Our findings contributed directly to a shift in UK practice, solidifying UW’s role as the preferred solution for liver transplantation. As a clinician-researcher, few things are more fulfilling than seeing data translated into decisions.

The People Behind the Medal

This journey was not walked alone. I owe immense gratitude to Professor Krish Menon and Mr Abdul Hakeem – two individuals whose mentorship was equal parts academic rigour and quiet encouragement. They saw potential, asked the tough questions, and helped me shape a dataset into a story worth telling. I also thank the liver transplant teams across centres who supported the study and, of course, the BTS for fostering a platform where young clinicians are heard—and celebrated.

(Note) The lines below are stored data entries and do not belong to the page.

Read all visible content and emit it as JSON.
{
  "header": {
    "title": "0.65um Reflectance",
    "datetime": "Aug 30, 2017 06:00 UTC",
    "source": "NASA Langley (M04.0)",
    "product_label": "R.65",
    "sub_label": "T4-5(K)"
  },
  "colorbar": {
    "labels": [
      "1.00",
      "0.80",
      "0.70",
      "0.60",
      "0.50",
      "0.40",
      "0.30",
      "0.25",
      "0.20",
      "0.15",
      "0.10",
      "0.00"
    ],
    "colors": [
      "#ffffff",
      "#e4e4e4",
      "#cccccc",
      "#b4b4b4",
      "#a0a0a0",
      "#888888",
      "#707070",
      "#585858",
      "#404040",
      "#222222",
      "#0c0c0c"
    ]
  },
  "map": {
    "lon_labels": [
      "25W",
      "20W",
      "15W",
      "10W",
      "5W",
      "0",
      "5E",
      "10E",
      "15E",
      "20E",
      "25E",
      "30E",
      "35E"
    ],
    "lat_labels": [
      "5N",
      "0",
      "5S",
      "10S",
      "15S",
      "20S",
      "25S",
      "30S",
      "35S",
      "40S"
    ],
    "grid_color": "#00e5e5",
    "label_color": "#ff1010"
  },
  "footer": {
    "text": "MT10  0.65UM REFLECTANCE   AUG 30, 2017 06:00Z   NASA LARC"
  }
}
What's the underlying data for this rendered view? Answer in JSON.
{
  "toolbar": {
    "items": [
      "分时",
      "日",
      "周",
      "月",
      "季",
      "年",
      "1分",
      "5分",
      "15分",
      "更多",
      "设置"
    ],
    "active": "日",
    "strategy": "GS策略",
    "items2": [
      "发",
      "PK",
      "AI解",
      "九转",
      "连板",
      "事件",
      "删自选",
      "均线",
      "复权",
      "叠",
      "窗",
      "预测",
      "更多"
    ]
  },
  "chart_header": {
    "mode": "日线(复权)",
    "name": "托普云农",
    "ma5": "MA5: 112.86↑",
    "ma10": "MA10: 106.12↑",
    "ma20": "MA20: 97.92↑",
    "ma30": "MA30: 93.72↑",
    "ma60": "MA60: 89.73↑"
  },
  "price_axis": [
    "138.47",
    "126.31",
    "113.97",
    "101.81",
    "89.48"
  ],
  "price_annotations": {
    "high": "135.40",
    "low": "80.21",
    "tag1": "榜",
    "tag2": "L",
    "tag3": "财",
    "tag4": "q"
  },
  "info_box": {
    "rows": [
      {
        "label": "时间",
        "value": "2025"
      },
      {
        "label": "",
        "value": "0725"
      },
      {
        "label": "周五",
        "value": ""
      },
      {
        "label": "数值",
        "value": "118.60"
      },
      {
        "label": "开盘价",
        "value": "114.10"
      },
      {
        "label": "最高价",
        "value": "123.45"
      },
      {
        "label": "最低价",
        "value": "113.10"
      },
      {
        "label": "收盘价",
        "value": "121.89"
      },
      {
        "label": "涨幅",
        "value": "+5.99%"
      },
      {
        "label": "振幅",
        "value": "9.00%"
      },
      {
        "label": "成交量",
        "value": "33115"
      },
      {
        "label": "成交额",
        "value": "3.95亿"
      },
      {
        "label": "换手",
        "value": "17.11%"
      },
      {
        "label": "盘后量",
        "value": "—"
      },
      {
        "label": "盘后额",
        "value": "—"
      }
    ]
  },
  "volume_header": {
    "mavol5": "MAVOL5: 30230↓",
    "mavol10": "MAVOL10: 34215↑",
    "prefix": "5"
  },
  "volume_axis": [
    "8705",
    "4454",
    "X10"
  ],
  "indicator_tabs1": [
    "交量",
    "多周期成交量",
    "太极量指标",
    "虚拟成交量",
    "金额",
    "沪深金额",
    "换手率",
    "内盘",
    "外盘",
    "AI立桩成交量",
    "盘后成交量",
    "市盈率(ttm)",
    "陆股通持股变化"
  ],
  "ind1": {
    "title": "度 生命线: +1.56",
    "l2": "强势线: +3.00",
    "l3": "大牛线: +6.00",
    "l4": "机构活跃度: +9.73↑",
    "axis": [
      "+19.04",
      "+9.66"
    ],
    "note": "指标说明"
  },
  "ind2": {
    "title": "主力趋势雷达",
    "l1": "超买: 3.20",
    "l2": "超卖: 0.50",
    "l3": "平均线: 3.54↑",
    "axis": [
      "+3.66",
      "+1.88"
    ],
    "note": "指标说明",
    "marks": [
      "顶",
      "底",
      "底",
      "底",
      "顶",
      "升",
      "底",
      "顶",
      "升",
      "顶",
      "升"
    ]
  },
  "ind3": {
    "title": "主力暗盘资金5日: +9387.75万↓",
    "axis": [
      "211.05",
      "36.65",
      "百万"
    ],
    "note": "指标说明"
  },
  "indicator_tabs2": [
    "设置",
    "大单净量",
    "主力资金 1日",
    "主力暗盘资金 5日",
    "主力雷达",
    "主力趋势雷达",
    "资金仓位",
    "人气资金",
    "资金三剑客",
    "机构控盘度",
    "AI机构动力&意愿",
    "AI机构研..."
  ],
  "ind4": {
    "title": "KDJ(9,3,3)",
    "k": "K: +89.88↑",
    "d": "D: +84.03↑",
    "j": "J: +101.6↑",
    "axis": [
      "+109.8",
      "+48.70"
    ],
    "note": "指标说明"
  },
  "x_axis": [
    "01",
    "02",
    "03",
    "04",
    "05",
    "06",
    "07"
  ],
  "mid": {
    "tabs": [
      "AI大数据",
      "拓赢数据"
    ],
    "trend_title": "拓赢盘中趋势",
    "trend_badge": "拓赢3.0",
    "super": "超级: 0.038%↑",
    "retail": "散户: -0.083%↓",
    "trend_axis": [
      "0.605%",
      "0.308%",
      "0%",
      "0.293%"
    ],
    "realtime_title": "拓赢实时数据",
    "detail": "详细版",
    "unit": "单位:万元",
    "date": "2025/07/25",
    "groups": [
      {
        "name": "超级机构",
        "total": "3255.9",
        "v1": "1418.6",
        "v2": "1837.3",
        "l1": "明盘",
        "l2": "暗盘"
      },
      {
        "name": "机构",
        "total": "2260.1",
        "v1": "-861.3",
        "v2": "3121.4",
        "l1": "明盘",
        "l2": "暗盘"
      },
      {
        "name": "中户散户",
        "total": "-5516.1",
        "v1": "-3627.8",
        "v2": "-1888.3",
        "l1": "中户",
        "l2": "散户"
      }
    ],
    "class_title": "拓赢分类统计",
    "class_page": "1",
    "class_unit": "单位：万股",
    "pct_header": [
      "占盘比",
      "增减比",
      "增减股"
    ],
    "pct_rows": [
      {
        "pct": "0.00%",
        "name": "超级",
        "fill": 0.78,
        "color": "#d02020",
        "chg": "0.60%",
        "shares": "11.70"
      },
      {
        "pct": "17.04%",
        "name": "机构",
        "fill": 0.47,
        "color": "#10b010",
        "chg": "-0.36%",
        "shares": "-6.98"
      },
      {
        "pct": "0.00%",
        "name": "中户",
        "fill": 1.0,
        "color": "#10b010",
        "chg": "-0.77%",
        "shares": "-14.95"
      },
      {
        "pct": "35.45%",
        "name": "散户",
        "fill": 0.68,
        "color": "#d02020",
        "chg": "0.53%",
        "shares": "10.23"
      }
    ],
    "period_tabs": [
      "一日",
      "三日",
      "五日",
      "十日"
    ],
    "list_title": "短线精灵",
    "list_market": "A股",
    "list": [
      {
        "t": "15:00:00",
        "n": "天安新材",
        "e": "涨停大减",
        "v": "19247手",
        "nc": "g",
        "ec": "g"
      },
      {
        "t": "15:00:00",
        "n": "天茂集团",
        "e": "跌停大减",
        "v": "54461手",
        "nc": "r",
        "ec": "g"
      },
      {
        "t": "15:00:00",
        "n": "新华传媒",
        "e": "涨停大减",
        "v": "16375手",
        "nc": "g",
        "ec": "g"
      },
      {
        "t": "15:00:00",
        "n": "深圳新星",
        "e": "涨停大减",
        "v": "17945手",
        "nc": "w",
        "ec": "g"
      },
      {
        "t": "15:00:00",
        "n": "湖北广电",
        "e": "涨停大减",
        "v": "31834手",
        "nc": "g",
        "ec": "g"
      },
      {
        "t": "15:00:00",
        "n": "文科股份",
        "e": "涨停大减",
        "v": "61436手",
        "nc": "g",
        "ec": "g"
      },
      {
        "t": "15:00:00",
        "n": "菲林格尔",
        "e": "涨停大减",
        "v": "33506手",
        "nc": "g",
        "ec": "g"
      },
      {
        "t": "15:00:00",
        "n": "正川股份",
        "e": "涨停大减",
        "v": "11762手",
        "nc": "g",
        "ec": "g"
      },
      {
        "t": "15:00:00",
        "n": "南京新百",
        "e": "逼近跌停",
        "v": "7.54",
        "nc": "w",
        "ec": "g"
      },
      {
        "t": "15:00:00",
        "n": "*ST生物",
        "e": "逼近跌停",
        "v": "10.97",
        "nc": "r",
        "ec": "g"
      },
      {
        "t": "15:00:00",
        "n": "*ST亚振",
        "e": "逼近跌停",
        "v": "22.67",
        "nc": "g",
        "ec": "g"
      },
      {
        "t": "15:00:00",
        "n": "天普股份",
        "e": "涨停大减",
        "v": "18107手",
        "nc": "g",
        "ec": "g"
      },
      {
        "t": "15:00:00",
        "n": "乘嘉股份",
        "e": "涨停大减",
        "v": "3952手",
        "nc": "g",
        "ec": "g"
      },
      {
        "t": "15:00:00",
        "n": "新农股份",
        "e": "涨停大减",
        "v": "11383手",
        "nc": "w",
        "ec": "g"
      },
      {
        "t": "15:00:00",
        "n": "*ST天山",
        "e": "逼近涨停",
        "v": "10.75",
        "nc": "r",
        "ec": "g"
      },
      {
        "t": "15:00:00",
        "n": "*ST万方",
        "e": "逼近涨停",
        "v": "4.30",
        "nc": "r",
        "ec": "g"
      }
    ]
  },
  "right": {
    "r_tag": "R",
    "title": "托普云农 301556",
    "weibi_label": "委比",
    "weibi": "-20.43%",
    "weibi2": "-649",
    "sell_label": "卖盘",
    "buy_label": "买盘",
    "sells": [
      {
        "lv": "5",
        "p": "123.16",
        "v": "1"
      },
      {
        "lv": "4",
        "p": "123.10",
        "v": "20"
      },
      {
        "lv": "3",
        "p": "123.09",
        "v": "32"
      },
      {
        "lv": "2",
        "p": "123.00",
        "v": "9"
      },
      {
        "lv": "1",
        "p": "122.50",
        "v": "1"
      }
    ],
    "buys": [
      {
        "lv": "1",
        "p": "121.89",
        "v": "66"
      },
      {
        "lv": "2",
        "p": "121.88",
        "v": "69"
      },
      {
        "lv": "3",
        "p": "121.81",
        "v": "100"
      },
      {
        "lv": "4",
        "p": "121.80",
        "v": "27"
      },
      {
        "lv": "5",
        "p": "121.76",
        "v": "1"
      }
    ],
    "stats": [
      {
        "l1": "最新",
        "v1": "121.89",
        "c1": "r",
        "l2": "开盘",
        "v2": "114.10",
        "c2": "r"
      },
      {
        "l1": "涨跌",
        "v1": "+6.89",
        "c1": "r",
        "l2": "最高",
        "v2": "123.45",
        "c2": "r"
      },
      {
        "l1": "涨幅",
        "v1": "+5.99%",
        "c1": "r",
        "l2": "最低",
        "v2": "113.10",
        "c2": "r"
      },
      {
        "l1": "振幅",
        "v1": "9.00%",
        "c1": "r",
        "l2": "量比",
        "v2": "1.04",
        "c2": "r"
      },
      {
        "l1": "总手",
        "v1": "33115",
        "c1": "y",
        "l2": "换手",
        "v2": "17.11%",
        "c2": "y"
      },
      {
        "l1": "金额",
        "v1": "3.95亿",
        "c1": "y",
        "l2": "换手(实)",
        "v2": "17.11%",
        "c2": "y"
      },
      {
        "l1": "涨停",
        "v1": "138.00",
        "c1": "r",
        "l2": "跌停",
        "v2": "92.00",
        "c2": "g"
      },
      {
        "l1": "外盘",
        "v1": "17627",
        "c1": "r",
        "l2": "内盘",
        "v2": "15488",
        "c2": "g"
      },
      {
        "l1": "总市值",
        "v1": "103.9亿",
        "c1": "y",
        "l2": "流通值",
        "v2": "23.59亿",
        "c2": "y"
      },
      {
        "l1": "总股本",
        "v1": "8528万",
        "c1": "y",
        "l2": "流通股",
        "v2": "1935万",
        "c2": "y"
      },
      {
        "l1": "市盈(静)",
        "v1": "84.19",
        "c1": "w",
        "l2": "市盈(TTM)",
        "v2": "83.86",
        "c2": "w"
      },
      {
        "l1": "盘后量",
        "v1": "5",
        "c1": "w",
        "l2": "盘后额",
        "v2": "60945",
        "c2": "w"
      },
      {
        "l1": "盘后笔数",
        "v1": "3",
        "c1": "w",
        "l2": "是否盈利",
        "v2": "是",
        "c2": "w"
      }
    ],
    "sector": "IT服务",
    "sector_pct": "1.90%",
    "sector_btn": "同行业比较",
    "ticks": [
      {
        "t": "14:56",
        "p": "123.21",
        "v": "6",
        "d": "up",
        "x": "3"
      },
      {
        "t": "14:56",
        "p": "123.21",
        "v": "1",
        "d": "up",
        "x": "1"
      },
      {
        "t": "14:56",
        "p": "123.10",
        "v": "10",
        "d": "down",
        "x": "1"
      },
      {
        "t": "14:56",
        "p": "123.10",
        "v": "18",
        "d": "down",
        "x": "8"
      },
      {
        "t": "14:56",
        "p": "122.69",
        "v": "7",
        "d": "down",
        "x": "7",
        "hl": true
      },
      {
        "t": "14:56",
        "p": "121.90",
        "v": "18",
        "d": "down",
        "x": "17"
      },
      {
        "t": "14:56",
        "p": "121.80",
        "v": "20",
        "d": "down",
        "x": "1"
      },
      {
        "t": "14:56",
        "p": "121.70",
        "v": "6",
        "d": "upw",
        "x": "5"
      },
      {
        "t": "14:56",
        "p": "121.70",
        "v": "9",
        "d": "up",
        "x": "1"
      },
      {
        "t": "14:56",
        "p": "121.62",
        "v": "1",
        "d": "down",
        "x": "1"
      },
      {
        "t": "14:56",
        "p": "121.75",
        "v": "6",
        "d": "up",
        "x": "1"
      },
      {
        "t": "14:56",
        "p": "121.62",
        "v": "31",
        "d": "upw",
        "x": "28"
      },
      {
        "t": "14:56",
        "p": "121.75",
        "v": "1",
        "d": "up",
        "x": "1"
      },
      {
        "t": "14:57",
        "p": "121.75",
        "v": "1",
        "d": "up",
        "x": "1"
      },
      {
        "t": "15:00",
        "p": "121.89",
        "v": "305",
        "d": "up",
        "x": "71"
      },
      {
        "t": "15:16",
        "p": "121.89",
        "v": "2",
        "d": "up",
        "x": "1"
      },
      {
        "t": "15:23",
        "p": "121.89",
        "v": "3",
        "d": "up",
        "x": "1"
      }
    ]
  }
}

Preparing for the Calne-Williams Medal session was a test of more than just scientific acumen. It was about clarity, confidence, and connection. There is an art to taking dense clinical research and making it resonate with an audience of seasoned surgeons, hepatologists, and transplant nurses. I practised. I timed myself. I even trialled jokes that did not land. But the support I received throughout made every minute worth it.

Looking Ahead: Back to Roots, Forward with Purpose

Winning the medal has been more than a professional milestone—it has been a call to action. I trained in the UK to learn from a system that marries clinical excellence with structured, evidence-based practice. Now, I feel a deep responsibility to take that knowledge back to India and help build capacity where it’s needed most.

My goal is to contribute to developing a deceased donor liver transplant (DDLT) program within a public hospital setting in India. The challenges are immense—resource constraints, public awareness, infrastructure—but so is the potential. Every protocol, every lesson, every mentor’s word will travel with me as I try to build bridges between what I have learned and what I hope to establish.

In Closing

Winning the Calne-Williams Medal was an incredible honour—but it is also a reminder that impactful research does not end with a publication or a trophy. It begins there. Whether in a high-tech UK transplant centre or a resource-limited public hospital in India, the principles remain the same: evidence matters, mentorship matters, and above all, patients matter.

To the BTS community: thank you for the platform, the recognition, and the inspiration. I hope to return—not just with more research—but with stories of transformation, and perhaps one day, of a thriving DDLT program in India inspired by what began in a lecture hall in the UK.